Guzzanti riscopre Berlusconi: “Ora va difeso da questa piazza”

Paolo Guzzanti

ROMA – Lo strappo tra Paolo Guzzanti e Silvio Berlusconi è noto da tempo. Per il giornalista, sul piano politico, il presidente del Consiglio è stato una delusione: l’amicizia con Putin e la “mignottocrazia” i principali oggetti del contendere.

Neppure lo scorso 14 dicembre, quando il destino di Berlusconi premier era appeso al filo della fiducia alla Camera, Guzzanti si è riavvicinato: ha fatto credere fino all’ultimo di essere in dubbio, poi ha parlato in Aula e ha votato per mandarlo a casa.
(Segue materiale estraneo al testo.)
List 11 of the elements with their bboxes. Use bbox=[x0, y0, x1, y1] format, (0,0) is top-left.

Il bunga bunga e l’inchiesta di Milano che vede Berlusconi vicino a un giudizio immediato per concussione e prostituzione minorile, però, fanno in parte rivedere le posizioni al giornalista. Guzzanti prende carta e penna e scrive una lettera al Giornale, (testata per cui ha collaborato a lungo).
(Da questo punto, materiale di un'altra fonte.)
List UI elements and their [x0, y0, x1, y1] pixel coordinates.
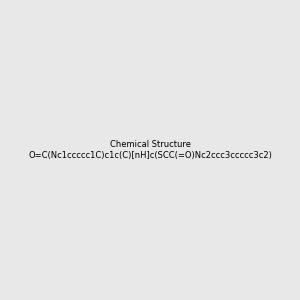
Text: Chemical Structure
O=C(Nc1ccccc1C)c1c(C)[nH]c(SCC(=O)Nc2ccc3ccccc3c2): Chemical Structure O=C(Nc1ccccc1C)c1c(C)… [28, 140, 272, 160]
Dopo aver riassunto tutte le ragioni che lo dividono dal premier Guzzanti si rivolge direttamente al direttore del Giornale Alessandro Sallusti e spiega: “”Qui, gentile direttore, sta accadendo qualcosa di subdolo e coperto da camuffamenti ipocriti: vedo diffondersi infatti l’uso di un’arma impropria, un piede di porco impugnato da una parte dell’opposizione che pensa di cavalcare i fatti di Tunisi e del Cairo e che consiste nel far credere che si stia combattendo non una battaglia politica, ma la tirannide che segue una democrazia morta o mai nata. Questo trucco è non soltanto l’espressione di un falso, ma nasconde una minaccia: di sicuro (e non da oggi) la nostra democrazia mostra crepe, ma è ben viva. Recitare in piazza l’happening in cui si finge di abbattere il tiranno, è sia una scorciatoia che una mascalzonata: non tanto nei confronti di Berlusconi, ma del Parlamento e della Costituzione”.
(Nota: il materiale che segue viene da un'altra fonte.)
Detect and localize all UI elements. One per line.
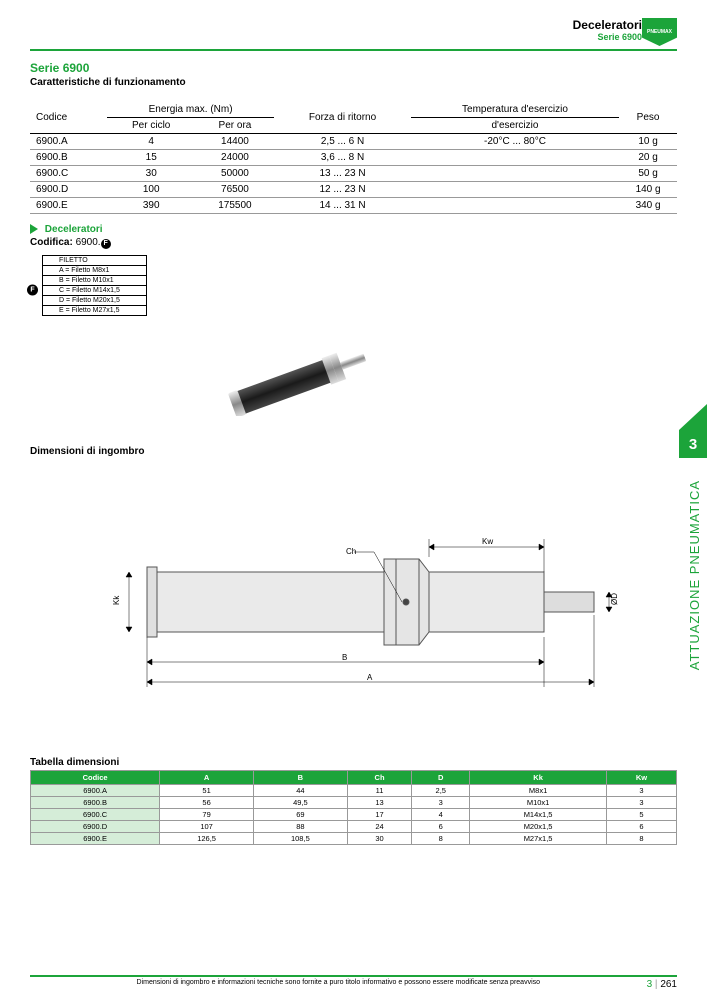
th-per-ora: Per ora — [196, 118, 275, 134]
arrow-icon — [30, 224, 38, 234]
th: Codice — [31, 770, 160, 784]
side-text: ATTUAZIONE PNEUMATICA — [687, 480, 702, 670]
table-row: 6900.D1007650012 ... 23 N140 g — [30, 182, 677, 198]
page-footer: Dimensioni di ingombro e informazioni te… — [30, 975, 677, 990]
table-row: 6900.C7969174M14x1,55 — [31, 808, 677, 820]
list-item: D = Filetto M20x1,5 — [43, 296, 146, 306]
dim-table: CodiceABChDKkKw 6900.A5144112,5M8x136900… — [30, 770, 677, 845]
table-row: 6900.A4144002,5 ... 6 N-20°C ... 80°C10 … — [30, 134, 677, 150]
th: Ch — [347, 770, 412, 784]
page-header: Deceleratori Serie 6900 PNEUMAX — [30, 18, 677, 51]
svg-text:B: B — [342, 653, 347, 662]
table-row: 6900.E126,5108,5308M27x1,58 — [31, 832, 677, 844]
th: Kk — [470, 770, 607, 784]
th-temp: Temperatura d'esercizio — [411, 102, 619, 118]
series-title: Serie 6900 — [30, 61, 677, 75]
page-number: 3 | 261 — [647, 979, 677, 990]
dim-table-title: Tabella dimensioni — [30, 757, 677, 768]
codifica: Codifica: 6900.F — [30, 237, 677, 249]
list-item: B = Filetto M10x1 — [43, 276, 146, 286]
filetto-dot-icon: F — [27, 285, 38, 296]
th: A — [160, 770, 254, 784]
product-image — [220, 346, 677, 416]
th-per-ciclo: Per ciclo — [107, 118, 196, 134]
brand-logo: PNEUMAX — [642, 18, 677, 46]
spec-table: Codice Energia max. (Nm) Forza di ritorn… — [30, 102, 677, 214]
table-row: 6900.E39017550014 ... 31 N340 g — [30, 198, 677, 214]
list-item: A = Filetto M8x1 — [43, 266, 146, 276]
dimensions-title: Dimensioni di ingombro — [30, 446, 677, 457]
header-title: Deceleratori — [573, 18, 642, 32]
svg-text:Kk: Kk — [112, 594, 121, 604]
header-subtitle: Serie 6900 — [573, 32, 642, 42]
footer-disclaimer: Dimensioni di ingombro e informazioni te… — [30, 979, 647, 990]
th-forza: Forza di ritorno — [274, 102, 410, 134]
th-temp2: d'esercizio — [411, 118, 619, 134]
th-peso: Peso — [619, 102, 677, 134]
th: Kw — [607, 770, 677, 784]
technical-drawing: Ch Kw Kk B A ØD — [84, 517, 624, 697]
filetto-table: FILETTO F A = Filetto M8x1B = Filetto M1… — [42, 255, 147, 316]
list-item: C = Filetto M14x1,5 — [43, 286, 146, 296]
series-subtitle: Caratteristiche di funzionamento — [30, 77, 677, 88]
th-energia: Energia max. (Nm) — [107, 102, 274, 118]
table-row: 6900.D10788246M20x1,56 — [31, 820, 677, 832]
table-row: 6900.C305000013 ... 23 N50 g — [30, 166, 677, 182]
svg-text:A: A — [367, 673, 373, 682]
table-row: 6900.B5649,5133M10x13 — [31, 796, 677, 808]
list-item: E = Filetto M27x1,5 — [43, 306, 146, 315]
table-row: 6900.A5144112,5M8x13 — [31, 784, 677, 796]
svg-text:Ch: Ch — [346, 547, 356, 556]
th: B — [253, 770, 347, 784]
svg-text:ØD: ØD — [610, 592, 619, 604]
th-codice: Codice — [30, 102, 107, 134]
deceleratori-label: Deceleratori — [30, 224, 677, 235]
svg-text:Kw: Kw — [482, 537, 493, 546]
filetto-header: FILETTO — [43, 256, 146, 266]
table-row: 6900.B15240003,6 ... 8 N20 g — [30, 150, 677, 166]
th: D — [412, 770, 470, 784]
side-tab: 3 — [679, 430, 707, 458]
“Mentre Hosni Mubarak parte da Sharm el-Sheik per destinazione ignota – spiega Guzzanti lanciandosi in un paragone tra Italia ed Egitto – si sente crescere lo starnazzo dei Fratelli Musulmani dal Cairo ma anche di quelli «de noantri» e io francamente non vorrei fra i piedi alcun Fratello Musulmano a Roma e neanche al Cairo. Cercare di ottenere la caduta politica di Berlusconi con armi che non sono della politica ma che appartengono ad altre funzioni, come la magistratura, significa accoltellare la democrazia e ridurre in carta straccia il principio di rappresentanza”.

“Io che detesto mignottocrazia e putinismo – conclude Guzzanti – credo che il disegno oscuro di battere non nelle urne o in Parlamento, ma in una finta piazza Tahrir chi ha ricevuto un consenso legittimo, costituisca una minaccia alla democrazia più pericolosa di quella che viene dalla pur abominevole mignottocrazia.